Resolutions Are Made To Be Broken


The night of January 2, 2023, I resolved not to write about politics. It was 2 am in the morning, and I was lying in bed fretting about the news I had watched earlier in the day. There is no “good news”; it’s all bad, given to use in small doses by people on my television screen that couldn’t talk their way out of a robbery without a teleprompter.

I vow to take immediate action to mend my mind and soul from the poison I am fed daily at 5:30 pm. I fought the compulsion to limp to my recliner and write a scathing blog post about the current suicidal condition of our country, but I stayed in my warm bed. Sarcasm can wait until breakfast.

Goodbye, old Lester Holt. Your suits are lovely and fit you well, but you are a liar, and I would readily join you for ten million dollars a year. You have no backbone or conscience as you continue spitting bullshit into the camera. I’m done with you and the others.

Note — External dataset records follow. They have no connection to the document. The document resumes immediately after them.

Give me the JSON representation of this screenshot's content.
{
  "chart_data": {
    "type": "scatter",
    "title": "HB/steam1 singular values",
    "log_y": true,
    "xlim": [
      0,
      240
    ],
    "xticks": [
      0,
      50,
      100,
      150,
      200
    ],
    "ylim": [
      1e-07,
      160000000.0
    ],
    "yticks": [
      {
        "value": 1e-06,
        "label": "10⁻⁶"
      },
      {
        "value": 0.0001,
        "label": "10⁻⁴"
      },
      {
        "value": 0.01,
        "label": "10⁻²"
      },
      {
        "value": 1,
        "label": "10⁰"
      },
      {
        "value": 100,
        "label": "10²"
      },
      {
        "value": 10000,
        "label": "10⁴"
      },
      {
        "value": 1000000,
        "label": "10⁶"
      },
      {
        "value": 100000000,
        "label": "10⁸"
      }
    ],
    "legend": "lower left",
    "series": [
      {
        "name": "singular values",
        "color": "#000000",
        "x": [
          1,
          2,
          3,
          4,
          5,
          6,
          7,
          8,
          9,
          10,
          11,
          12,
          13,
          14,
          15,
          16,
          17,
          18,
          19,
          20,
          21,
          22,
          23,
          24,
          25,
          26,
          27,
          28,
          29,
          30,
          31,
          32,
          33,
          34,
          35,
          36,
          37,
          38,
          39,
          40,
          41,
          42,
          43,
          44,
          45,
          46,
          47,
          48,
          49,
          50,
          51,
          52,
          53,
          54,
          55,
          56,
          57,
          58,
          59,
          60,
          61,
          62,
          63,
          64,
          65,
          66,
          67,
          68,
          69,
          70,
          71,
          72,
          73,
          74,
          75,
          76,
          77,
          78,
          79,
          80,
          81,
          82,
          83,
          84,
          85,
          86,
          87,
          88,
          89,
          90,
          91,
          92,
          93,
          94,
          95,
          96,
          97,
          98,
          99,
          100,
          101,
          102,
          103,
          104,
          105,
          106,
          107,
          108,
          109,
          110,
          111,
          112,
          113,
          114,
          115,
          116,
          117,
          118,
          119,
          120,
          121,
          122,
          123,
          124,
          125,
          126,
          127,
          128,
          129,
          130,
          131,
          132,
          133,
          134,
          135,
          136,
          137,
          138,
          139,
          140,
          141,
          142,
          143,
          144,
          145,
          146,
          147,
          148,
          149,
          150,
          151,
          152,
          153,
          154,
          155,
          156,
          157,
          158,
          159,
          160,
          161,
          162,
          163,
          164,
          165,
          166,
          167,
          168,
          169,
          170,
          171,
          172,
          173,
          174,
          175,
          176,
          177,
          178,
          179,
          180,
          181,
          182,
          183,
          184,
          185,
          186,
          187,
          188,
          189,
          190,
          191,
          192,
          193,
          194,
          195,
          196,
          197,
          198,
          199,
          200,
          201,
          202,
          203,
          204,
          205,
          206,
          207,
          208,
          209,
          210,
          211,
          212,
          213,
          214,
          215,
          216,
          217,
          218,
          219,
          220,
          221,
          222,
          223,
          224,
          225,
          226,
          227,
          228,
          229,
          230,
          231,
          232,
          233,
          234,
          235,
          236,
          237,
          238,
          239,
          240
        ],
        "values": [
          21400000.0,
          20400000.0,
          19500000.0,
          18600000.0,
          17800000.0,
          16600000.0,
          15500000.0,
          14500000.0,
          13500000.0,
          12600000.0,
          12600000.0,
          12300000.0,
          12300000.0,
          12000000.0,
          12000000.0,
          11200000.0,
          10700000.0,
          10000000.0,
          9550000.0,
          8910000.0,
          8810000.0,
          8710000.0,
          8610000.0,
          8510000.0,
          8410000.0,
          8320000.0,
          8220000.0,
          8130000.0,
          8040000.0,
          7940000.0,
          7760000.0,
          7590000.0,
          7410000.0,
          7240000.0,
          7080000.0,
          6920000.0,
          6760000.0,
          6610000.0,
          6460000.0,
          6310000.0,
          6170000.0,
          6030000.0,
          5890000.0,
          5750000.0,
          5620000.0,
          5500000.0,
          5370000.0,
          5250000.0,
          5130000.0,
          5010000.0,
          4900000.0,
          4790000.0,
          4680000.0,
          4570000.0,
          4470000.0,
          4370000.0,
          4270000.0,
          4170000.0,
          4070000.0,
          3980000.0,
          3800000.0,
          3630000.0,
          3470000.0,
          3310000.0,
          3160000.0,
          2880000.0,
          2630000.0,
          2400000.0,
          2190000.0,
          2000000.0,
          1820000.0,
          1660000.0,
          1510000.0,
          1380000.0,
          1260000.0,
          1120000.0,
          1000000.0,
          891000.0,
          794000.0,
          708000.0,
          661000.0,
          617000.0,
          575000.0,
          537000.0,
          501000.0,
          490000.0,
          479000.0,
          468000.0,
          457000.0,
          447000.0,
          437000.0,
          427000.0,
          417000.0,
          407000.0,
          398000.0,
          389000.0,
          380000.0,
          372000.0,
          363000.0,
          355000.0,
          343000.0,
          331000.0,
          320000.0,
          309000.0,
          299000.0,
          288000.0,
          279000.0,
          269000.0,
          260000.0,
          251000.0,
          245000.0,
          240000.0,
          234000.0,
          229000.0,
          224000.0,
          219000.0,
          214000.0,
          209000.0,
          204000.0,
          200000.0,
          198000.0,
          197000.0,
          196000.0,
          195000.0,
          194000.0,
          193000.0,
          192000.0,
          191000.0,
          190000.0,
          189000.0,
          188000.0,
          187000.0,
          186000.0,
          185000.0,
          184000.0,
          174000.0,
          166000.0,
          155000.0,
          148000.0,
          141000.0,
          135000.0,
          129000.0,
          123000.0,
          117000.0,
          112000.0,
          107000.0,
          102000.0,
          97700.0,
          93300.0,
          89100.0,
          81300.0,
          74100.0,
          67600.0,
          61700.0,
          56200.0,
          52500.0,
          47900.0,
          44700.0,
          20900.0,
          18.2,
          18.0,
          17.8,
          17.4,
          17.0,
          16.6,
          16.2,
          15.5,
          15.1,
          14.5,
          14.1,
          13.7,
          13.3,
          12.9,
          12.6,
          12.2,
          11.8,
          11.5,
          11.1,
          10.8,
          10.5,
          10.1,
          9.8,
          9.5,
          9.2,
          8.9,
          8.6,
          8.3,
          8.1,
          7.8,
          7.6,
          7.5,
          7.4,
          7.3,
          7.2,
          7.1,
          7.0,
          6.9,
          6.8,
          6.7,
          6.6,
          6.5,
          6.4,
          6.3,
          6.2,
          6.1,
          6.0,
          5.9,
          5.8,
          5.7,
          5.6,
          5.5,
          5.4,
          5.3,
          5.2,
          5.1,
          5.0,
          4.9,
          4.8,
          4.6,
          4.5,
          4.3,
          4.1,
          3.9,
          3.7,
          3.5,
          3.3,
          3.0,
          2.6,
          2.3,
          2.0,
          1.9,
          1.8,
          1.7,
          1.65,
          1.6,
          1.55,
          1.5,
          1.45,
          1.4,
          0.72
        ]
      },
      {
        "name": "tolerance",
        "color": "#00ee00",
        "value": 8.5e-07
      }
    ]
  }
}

You know, the nice-looking news anchor women with perfect hair, white teeth, and store-bought breast. I will give them one compliment: they don’t resemble a Kardashian woman.

I began to read The Fort Worth Press when I was a child, 9 years old, to be exact. Reading books came to me naturally, and so the newspaper was also. Starting with the comics, then sports, and from there, real news, the front page. Bad news makes for a good readership. The writers at the Press understood this. The front page was their “kill shot.”

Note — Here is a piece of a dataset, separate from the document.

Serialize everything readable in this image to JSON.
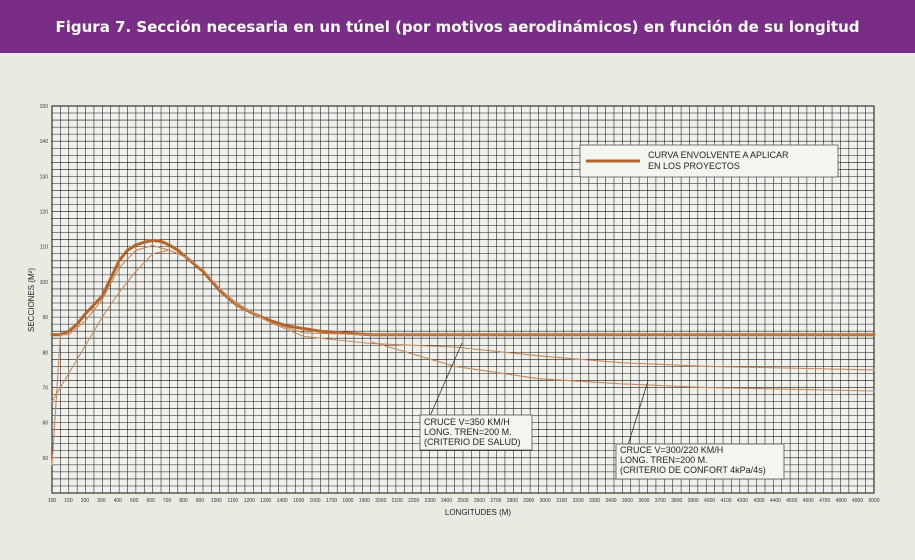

I wanted to be a writer like the men in the newsroom, typing on their Underwood machine while smoking an unfiltered Camel and downing lousy coffee with a shot of Old Crow added for flavor. My earlier quest to be Mark Twain didn’t work out, so this would be the next best thing. I let my father know of my intentions, which led him to remind me that last year I had wanted to be a Good Humor man with my own ice cream truck. He was right, but a kid can change professions daily. I was years away from holding a job.

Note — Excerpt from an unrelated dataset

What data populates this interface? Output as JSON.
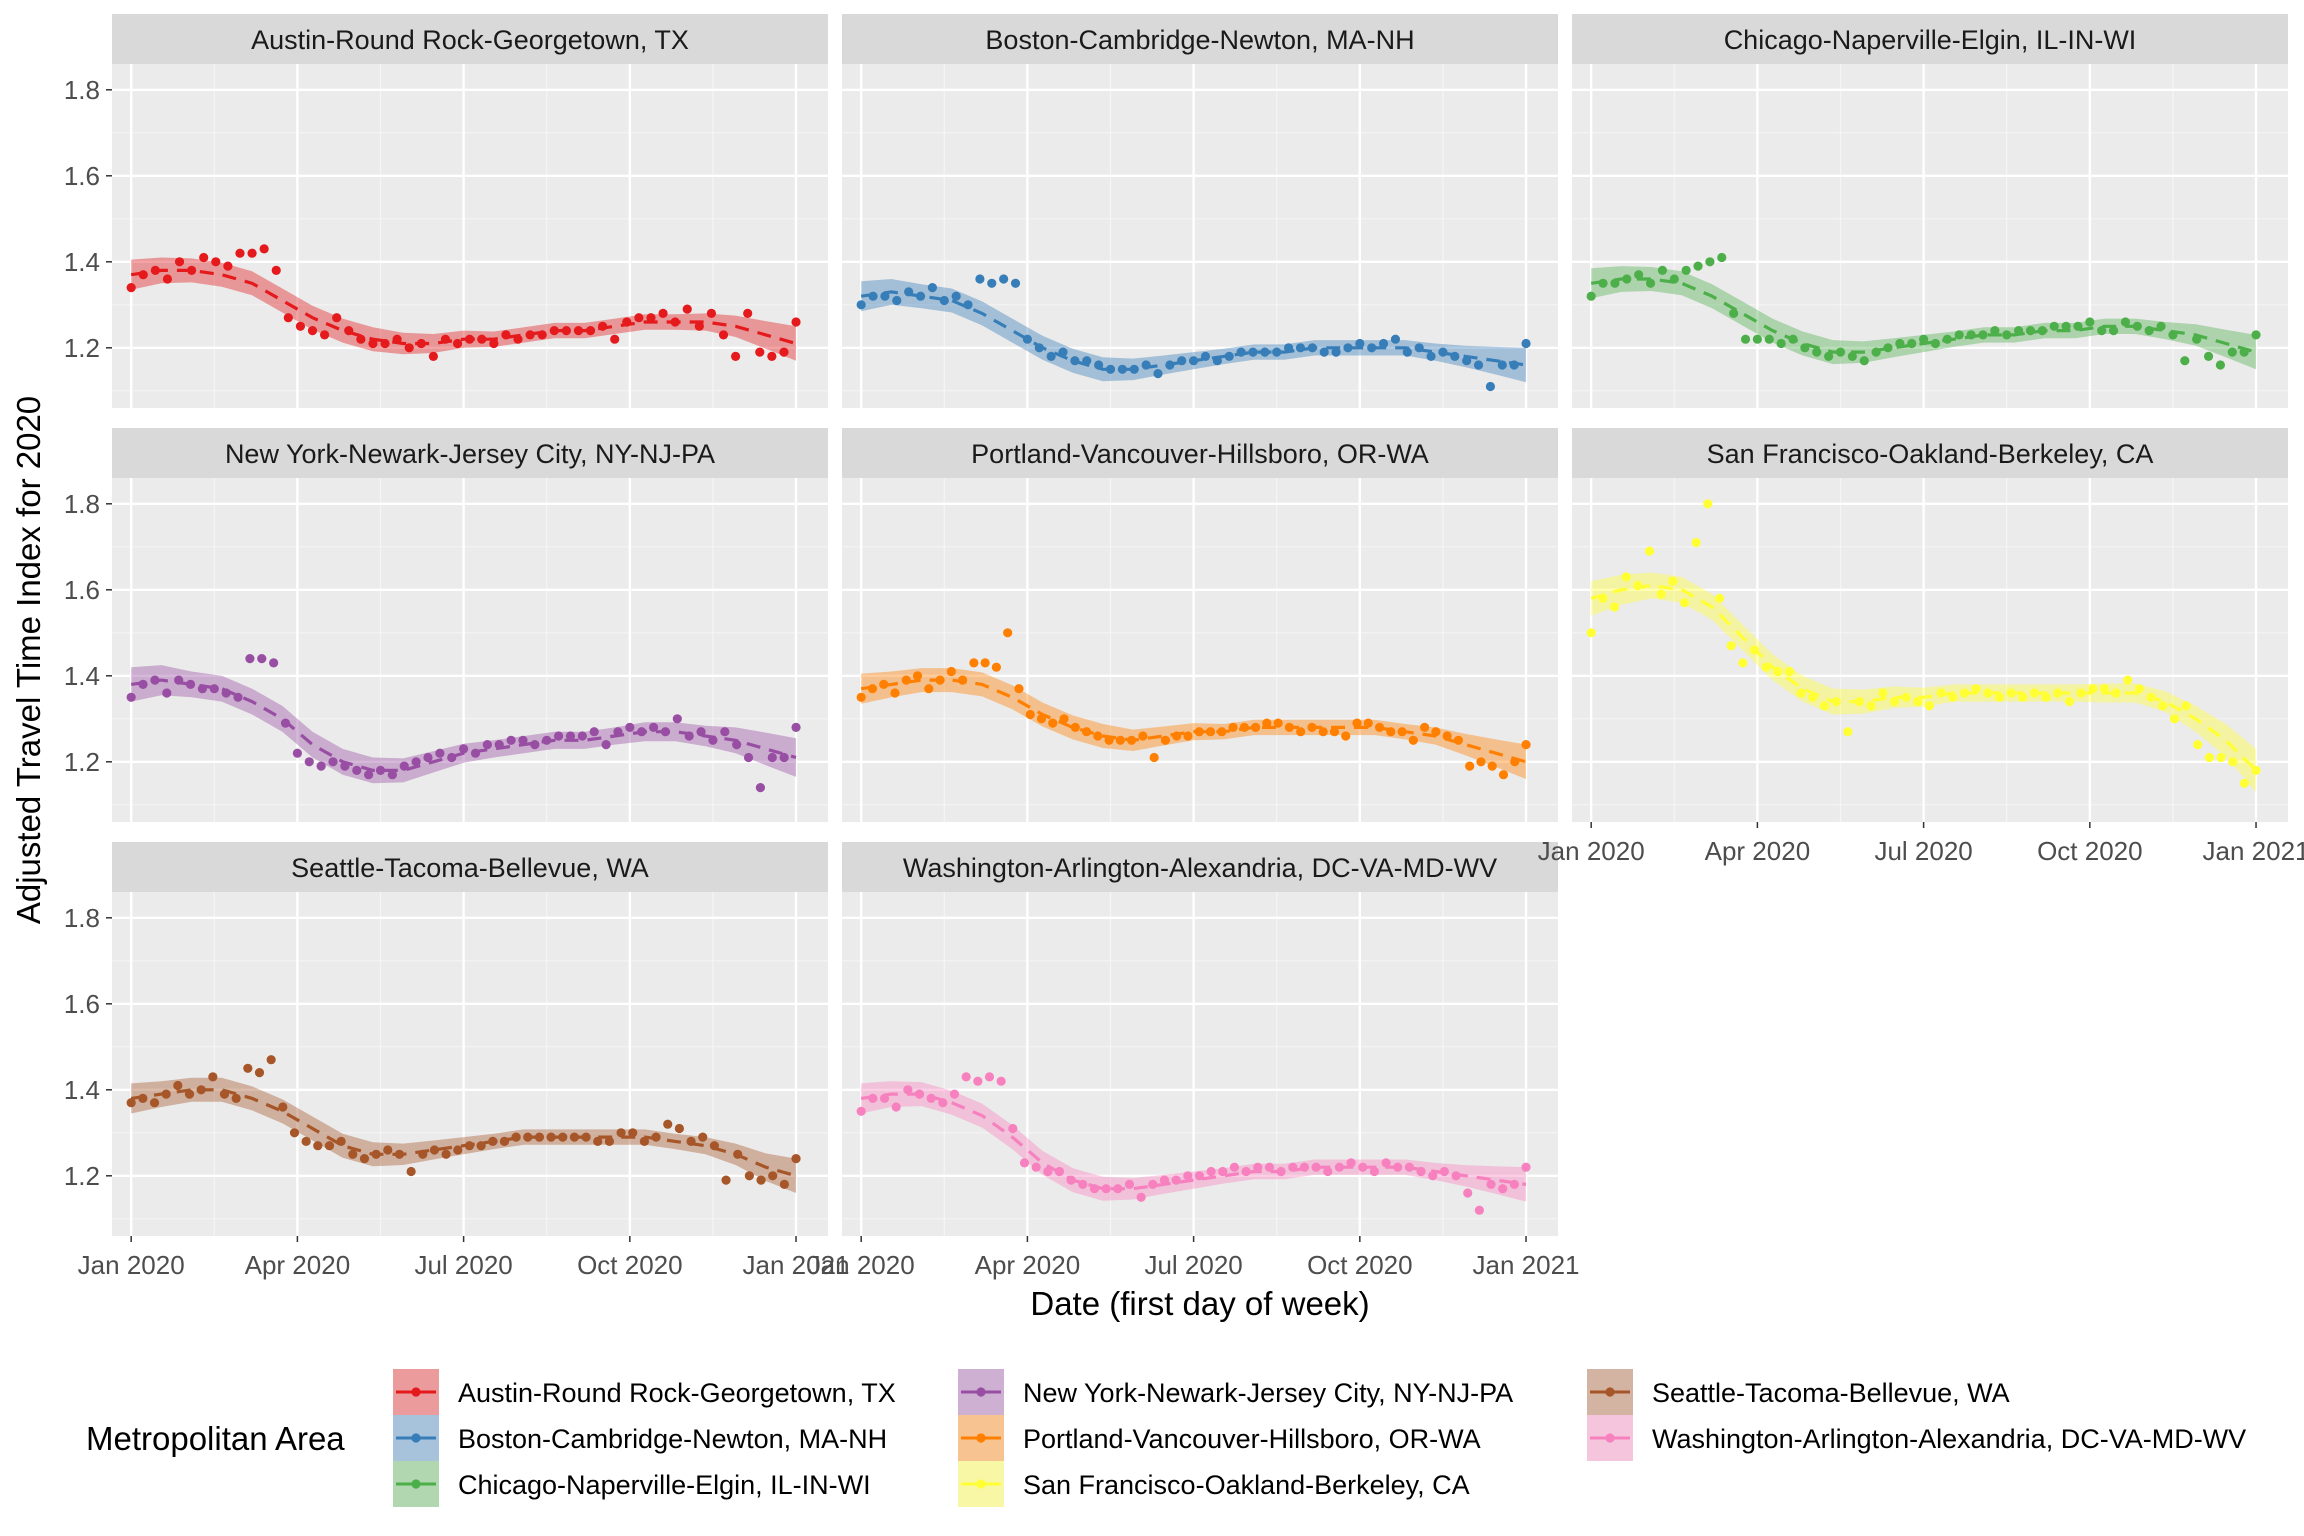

My mothers’ ancient typewriter weighed at least a hundred pounds. It had belonged to her sister, that once had aspirations of being the next Ayn Rand but lost interest in becoming an author when she married a college professor that was an author. It gave me a hernia around my young groin when I heaved it onto the kitchen table. I rolled a sheet of paper from my Big Cheif tablet into the machine, ready to start my first article that will be mailed to the Press.